Дринкуотер проводил взглядом торопливо удаляющуюся фигуру. Его мысли витали вокруг ближайшего будущего. Выстрелы в Бобиньи могли послужить поводом к войне, так как залп «Кестрела» являлся недружественным актом. Странно, что французы не устраивают шумихи, ведь по крайней мере один из их людей был убит. Но Питт твердо стоял за мир и не собирался допустить, чтобы такое ничтожно суденышко как «Кестрел» явилось casus belli. В любом случае, этой позиции придерживалось британское правительство, и до прояснения обстоятельств куттер продолжал оставаться в Плимуте. Все-таки непонятно, почему французы не воспользовались выгодами от имевшего место на их берегах инцидента?
Натаниэль отогнал раздумья. Куттер наконец получил приказ присоединиться к растущему числу бригов и шлюпов, ведущих наблюдение за французским побережьем. С тех пор как базирующиеся на родные порты фрегаты и дозорные корабли лорда Худа вернулись из крейсерствования, в доках кипела работа. Благодаря испанскому и русскому кризису предшествовавших трех лет флот находился в состоянии довольно высокой боеготовности. За Ла-Маншем парижская толпа перерезала швейцарскую гвардию, а сентябре французы вторглись в Савойю. Стало известно, что контр-адмирал Трюге получил приказ выйти в море с девятью линейными кораблями. В ноябре были оккупированы Австрийские Нидерланды, и французы установили контроль над Шельдой. В силу этого французские военно-морские силы получили ключевой пункт, угрожающий обороне Англии. Тридцать девять их линейных кораблей базировались в Бресте, десять – в Лорьяне и тринадцать в Рошфоре.
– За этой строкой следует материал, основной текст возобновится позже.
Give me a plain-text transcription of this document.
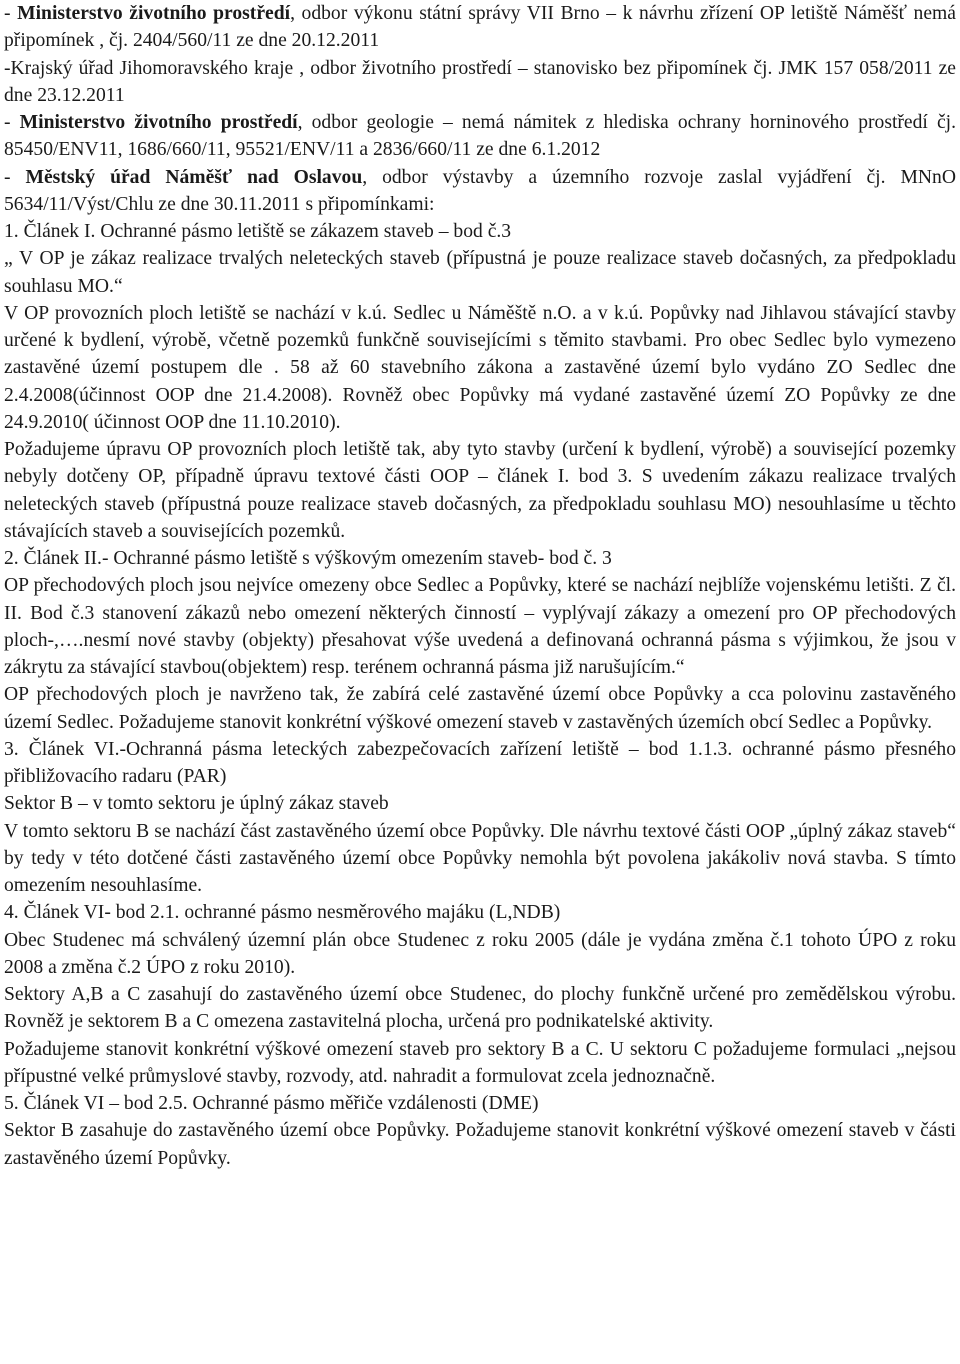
- Ministerstvo životního prostředí, odbor výkonu státní správy VII Brno – k návrhu zřízení OP letiště Náměšť nemá připomínek , čj. 2404/560/11 ze dne 20.12.2011

-Krajský úřad Jihomoravského kraje , odbor životního prostředí – stanovisko bez připomínek čj. JMK 157 058/2011 ze dne 23.12.2011

- Ministerstvo životního prostředí, odbor geologie – nemá námitek z hlediska ochrany horninového prostředí čj. 85450/ENV11, 1686/660/11, 95521/ENV/11 a 2836/660/11 ze dne 6.1.2012

- Městský úřad Náměšť nad Oslavou, odbor výstavby a územního rozvoje zaslal vyjádření čj. MNnO 5634/11/Výst/Chlu ze dne 30.11.2011 s připomínkami:

1. Článek I. Ochranné pásmo letiště se zákazem staveb – bod č.3

„ V OP je zákaz realizace trvalých neleteckých staveb (přípustná je pouze realizace staveb dočasných, za předpokladu souhlasu MO.“

V OP provozních ploch letiště se nachází v k.ú. Sedlec u Náměště n.O. a v k.ú. Popůvky nad Jihlavou stávající stavby určené k bydlení, výrobě, včetně pozemků funkčně souvisejícími s těmito stavbami. Pro obec Sedlec bylo vymezeno zastavěné území postupem dle . 58 až 60 stavebního zákona a zastavěné území bylo vydáno ZO Sedlec dne 2.4.2008(účinnost OOP dne 21.4.2008). Rovněž obec Popůvky má vydané zastavěné území ZO Popůvky ze dne 24.9.2010( účinnost OOP dne 11.10.2010).

Požadujeme úpravu OP provozních ploch letiště tak, aby tyto stavby (určení k bydlení, výrobě) a související pozemky nebyly dotčeny OP, případně úpravu textové části OOP – článek I. bod 3. S uvedením zákazu realizace trvalých neleteckých staveb (přípustná pouze realizace staveb dočasných, za předpokladu souhlasu MO) nesouhlasíme u těchto stávajících staveb a souvisejících pozemků.

2. Článek II.- Ochranné pásmo letiště s výškovým omezením staveb- bod č. 3

OP přechodových ploch jsou nejvíce omezeny obce Sedlec a Popůvky, které se nachází nejblíže vojenskému letišti. Z čl. II. Bod č.3 stanovení zákazů nebo omezení některých činností – vyplývají zákazy a omezení pro OP přechodových ploch-,….nesmí nové stavby (objekty) přesahovat výše uvedená a definovaná ochranná pásma s výjimkou, že jsou v zákrytu za stávající stavbou(objektem) resp. terénem ochranná pásma již narušujícím.“

OP přechodových ploch je navrženo tak, že zabírá celé zastavěné území obce Popůvky a cca polovinu zastavěného území Sedlec. Požadujeme stanovit konkrétní výškové omezení staveb v zastavěných územích obcí Sedlec a Popůvky.

3. Článek VI.-Ochranná pásma leteckých zabezpečovacích zařízení letiště – bod 1.1.3. ochranné pásmo přesného přibližovacího radaru (PAR)

Sektor B – v tomto sektoru je úplný zákaz staveb

V tomto sektoru B se nachází část zastavěného území obce Popůvky. Dle návrhu textové části OOP „úplný zákaz staveb“ by tedy v této dotčené části zastavěného území obce Popůvky nemohla být povolena jakákoliv nová stavba. S tímto omezením nesouhlasíme.

4. Článek VI- bod 2.1. ochranné pásmo nesměrového majáku (L,NDB)

Obec Studenec má schválený územní plán obce Studenec z roku 2005 (dále je vydána změna č.1 tohoto ÚPO z roku 2008 a změna č.2 ÚPO z roku 2010).

Sektory A,B a C zasahují do zastavěného území obce Studenec, do plochy funkčně určené pro zemědělskou výrobu. Rovněž je sektorem B a C omezena zastavitelná plocha, určená pro podnikatelské aktivity.

Požadujeme stanovit konkrétní výškové omezení staveb pro sektory B a C. U sektoru C požadujeme formulaci „nejsou přípustné velké průmyslové stavby, rozvody, atd. nahradit a formulovat zcela jednoznačně.

5. Článek VI – bod 2.5. Ochranné pásmo měřiče vzdálenosti (DME)

Sektor B zasahuje do zastavěného území obce Popůvky. Požadujeme stanovit konkrétní výškové omezení staveb v části zastavěného území Popůvky.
В преддверие наступающего 1793 года британское Адмиралтейство установило за ними бдительный надзор.
Затянутое сплошной пеленой утро двадцать девятого декабря 1792 года казалось свинцовым, но ветер зашел к северо-западу, моросящий дождь кончился, а в облаках стали появляться разрывы. Гриффитс с Дринкуотером наблюдали, как бриг-шлюп идет по Саунду к выходу в открытое море.
- «Чайлдерс», коммандер Роберт Барлоу, - пробормотал себе под нос Дринкуотер.
Гриффитс кивнул.
- На разведку брестского рейда, - доверительно сообщил он.
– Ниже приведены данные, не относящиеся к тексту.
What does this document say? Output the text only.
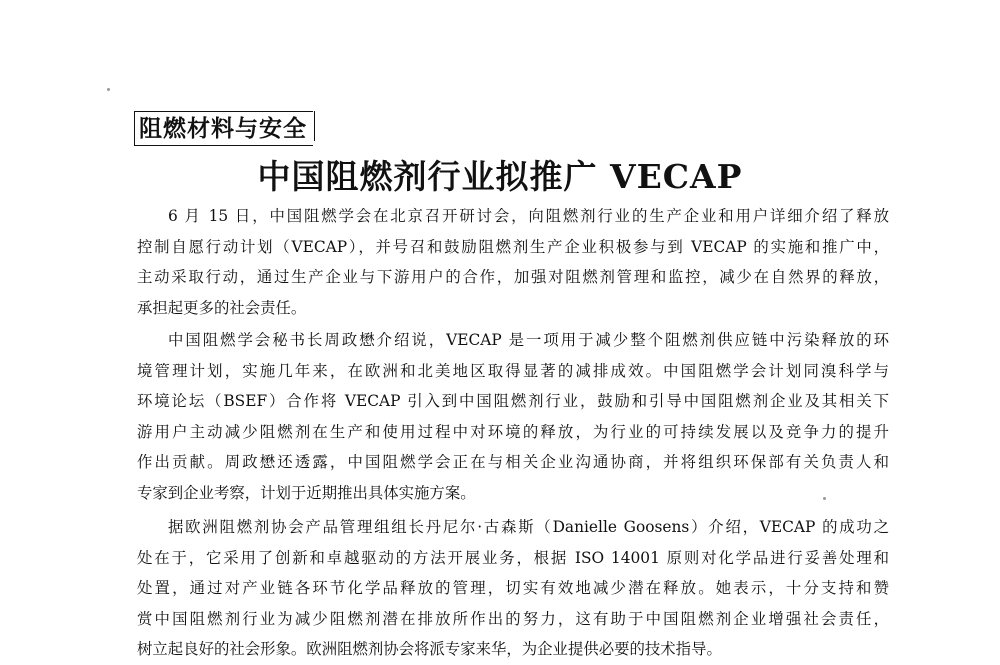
阻燃材料与安全
中国阻燃剂行业拟推广 VECAP
6 月 15 日，中国阻燃学会在北京召开研讨会，向阻燃剂行业的生产企业和用户详细介绍了释放
控制自愿行动计划（VECAP），并号召和鼓励阻燃剂生产企业积极参与到 VECAP 的实施和推广中，
主动采取行动，通过生产企业与下游用户的合作，加强对阻燃剂管理和监控，减少在自然界的释放，
承担起更多的社会责任。
中国阻燃学会秘书长周政懋介绍说，VECAP 是一项用于减少整个阻燃剂供应链中污染释放的环
境管理计划，实施几年来，在欧洲和北美地区取得显著的减排成效。中国阻燃学会计划同溴科学与
环境论坛（BSEF）合作将 VECAP 引入到中国阻燃剂行业，鼓励和引导中国阻燃剂企业及其相关下
游用户主动减少阻燃剂在生产和使用过程中对环境的释放，为行业的可持续发展以及竞争力的提升
作出贡献。周政懋还透露，中国阻燃学会正在与相关企业沟通协商，并将组织环保部有关负责人和
专家到企业考察，计划于近期推出具体实施方案。
据欧洲阻燃剂协会产品管理组组长丹尼尔·古森斯（Danielle Goosens）介绍，VECAP 的成功之
处在于，它采用了创新和卓越驱动的方法开展业务，根据 ISO 14001 原则对化学品进行妥善处理和
处置，通过对产业链各环节化学品释放的管理，切实有效地减少潜在释放。她表示，十分支持和赞
赏中国阻燃剂行业为减少阻燃剂潜在排放所作出的努力，这有助于中国阻燃剂企业增强社会责任，
树立起良好的社会形象。欧洲阻燃剂协会将派专家来华，为企业提供必要的技术指导。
В последний день уходящего года ветер зашел к норду, и небо прояснилось. В полдень патрульный катер доставил Гриффитсу долгожданный приказ. На закате «Кестрел» оставил за кормой Эддистонский маяк и поспешил на юг, на поддержку «Чайлдерса».
За ночь ветер посвежел до штормового, и «Кестрел» лег в дрейф. Паруса на бушприте взяли на рифы, стеньгу и реи спустили, а на пушки завели двойные тали. С рассветом на весте был замечен парус; в результате обмена сигналами выяснилось, что это «Чайлдерс». Самолично встав к румпелю, Гриффитс подвел «Кестрел» к подветренному борту брига и привел к ветру. Облаченный в непромокаемый плащ Барлоу закричал им:
- Был обстрелян французскими батареями у Сен-Матье… Показал флаг, возвращаюсь в порт… иду в Фоуи…
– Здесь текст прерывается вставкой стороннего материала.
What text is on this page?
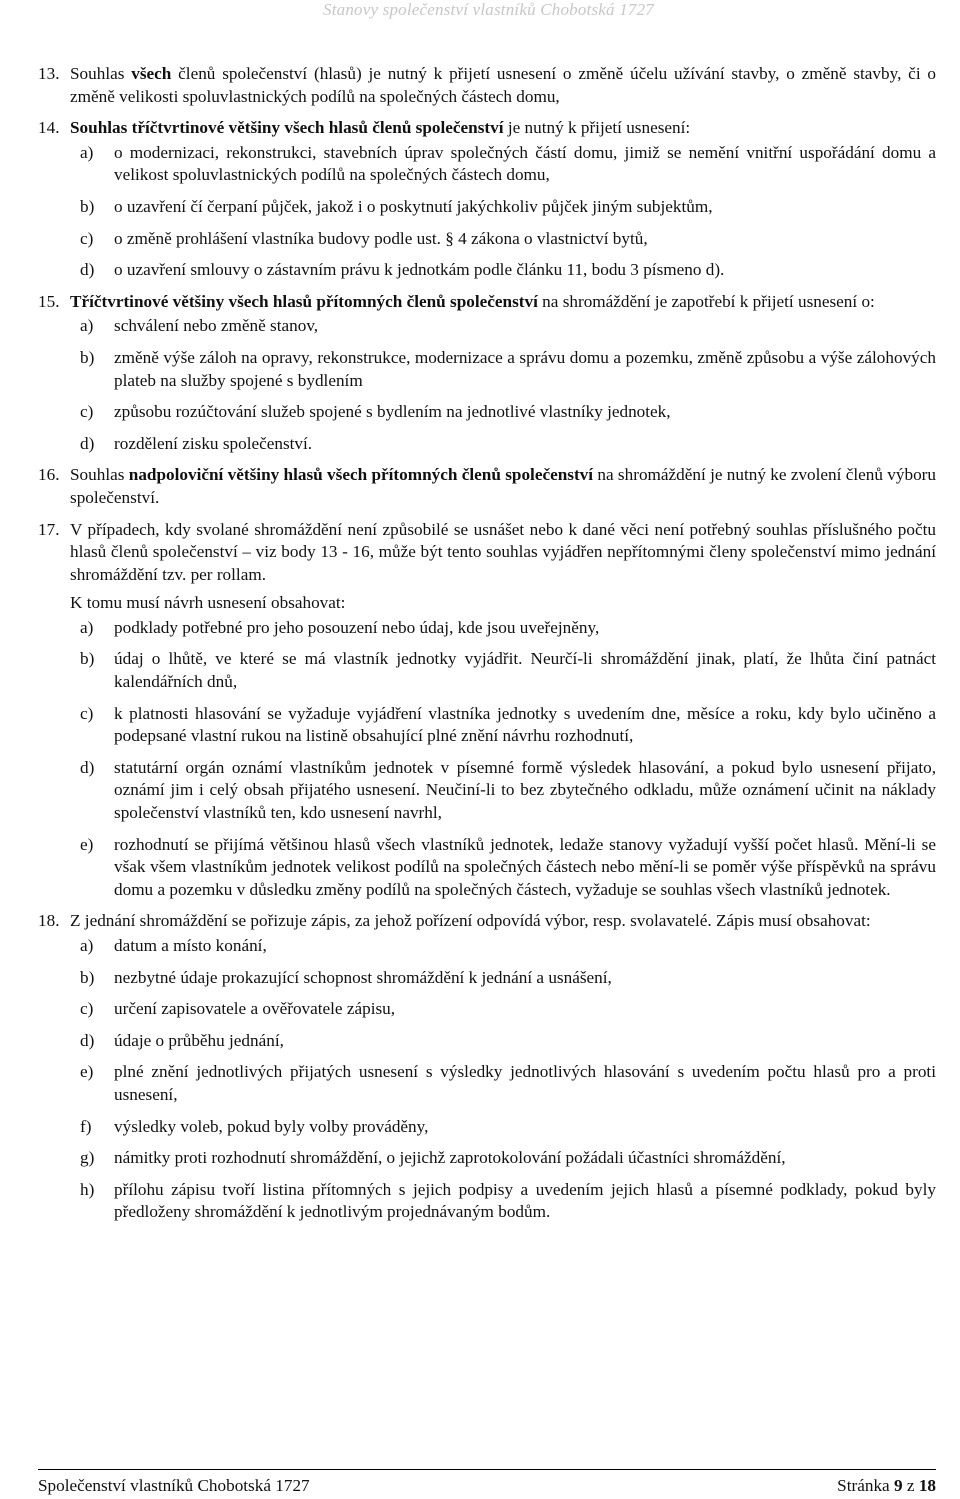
Stanovy společenství vlastníků Chobotská 1727
13. Souhlas všech členů společenství (hlasů) je nutný k přijetí usnesení o změně účelu užívání stavby, o změně stavby, či o změně velikosti spoluvlastnických podílů na společných částech domu,

14. Souhlas tříčtvrtinové většiny všech hlasů členů společenství je nutný k přijetí usnesení:

a) o modernizaci, rekonstrukci, stavebních úprav společných částí domu, jimiž se nemění vnitřní uspořádání domu a velikost spoluvlastnických podílů na společných částech domu,
b) o uzavření čí čerpaní půjček, jakož i o poskytnutí jakýchkoliv půjček jiným subjektům,
c) o změně prohlášení vlastníka budovy podle ust. § 4 zákona o vlastnictví bytů,
d) o uzavření smlouvy o zástavním právu k jednotkám podle článku 11, bodu 3 písmeno d).
15. Tříčtvrtinové většiny všech hlasů přítomných členů společenství na shromáždění je zapotřebí k přijetí usnesení o:

a) schválení nebo změně stanov,
b) změně výše záloh na opravy, rekonstrukce, modernizace a správu domu a pozemku, změně způsobu a výše zálohových plateb na služby spojené s bydlením
c) způsobu rozúčtování služeb spojené s bydlením na jednotlivé vlastníky jednotek,
d) rozdělení zisku společenství.
16. Souhlas nadpoloviční většiny hlasů všech přítomných členů společenství na shromáždění je nutný ke zvolení členů výboru společenství.

17. V případech, kdy svolané shromáždění není způsobilé se usnášet nebo k dané věci není potřebný souhlas příslušného počtu hlasů členů společenství – viz body 13 - 16, může být tento souhlas vyjádřen nepřítomnými členy společenství mimo jednání shromáždění tzv. per rollam.

K tomu musí návrh usnesení obsahovat:

a) podklady potřebné pro jeho posouzení nebo údaj, kde jsou uveřejněny,
b) údaj o lhůtě, ve které se má vlastník jednotky vyjádřit. Neurčí-li shromáždění jinak, platí, že lhůta činí patnáct kalendářních dnů,
c) k platnosti hlasování se vyžaduje vyjádření vlastníka jednotky s uvedením dne, měsíce a roku, kdy bylo učiněno a podepsané vlastní rukou na listině obsahující plné znění návrhu rozhodnutí,
d) statutární orgán oznámí vlastníkům jednotek v písemné formě výsledek hlasování, a pokud bylo usnesení přijato, oznámí jim i celý obsah přijatého usnesení. Neučiní-li to bez zbytečného odkladu, může oznámení učinit na náklady společenství vlastníků ten, kdo usnesení navrhl,
e) rozhodnutí se přijímá většinou hlasů všech vlastníků jednotek, ledaže stanovy vyžadují vyšší počet hlasů. Mění-li se však všem vlastníkům jednotek velikost podílů na společných částech nebo mění-li se poměr výše příspěvků na správu domu a pozemku v důsledku změny podílů na společných částech, vyžaduje se souhlas všech vlastníků jednotek.
18. Z jednání shromáždění se pořizuje zápis, za jehož pořízení odpovídá výbor, resp. svolavatelé. Zápis musí obsahovat:

a) datum a místo konání,
b) nezbytné údaje prokazující schopnost shromáždění k jednání a usnášení,
c) určení zapisovatele a ověřovatele zápisu,
d) údaje o průběhu jednání,
e) plné znění jednotlivých přijatých usnesení s výsledky jednotlivých hlasování s uvedením počtu hlasů pro a proti usnesení,
f) výsledky voleb, pokud byly volby prováděny,
g) námitky proti rozhodnutí shromáždění, o jejichž zaprotokolování požádali účastníci shromáždění,
h) přílohu zápisu tvoří listina přítomných s jejich podpisy a uvedením jejich hlasů a písemné podklady, pokud byly předloženy shromáždění k jednotlivým projednávaným bodům.
Společenství vlastníků Chobotská 1727	Stránka 9 z 18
Обрывки фраз уносились прочь штормом.
- Видимо, по его мнению, он первый, кого обстреляли, не так ли, мистер Дринкуотер? – пробурчал Гриффитс, глядя на подчиненного из-под намокших густых бровей.
- Именно, сэр, и теперь спешит домой, чтобы всем растрещать об этом, если правильно понимаю.
Гриффитс хмыкнул. Намерения Барлоу были ясны, даже вопреки завываниям шторма.
- Готов поспорить, он окажется в портшезе раньше, чем бриг встанет на якорь, - заявил Гриффитс, налегая на румпель и призывая двоих матросов помочь ему.
Кораблики разошлись, их сносило под ветер, несущий над палубами пелену брызг. Море было испещрено параллельными рядами белопенных валов, несущихся по велению бури. То тут, то там, нарушая однообразие пейзажа, пролетали глупыши, мечась вверх-вниз на своих изогнутых крыльях.
Три недели спустя Людовик XVI взошел на гильотину, а в первый день февраля французский Национальный конвент объявил войну стадхаутеру Голландии и королю Георгу III.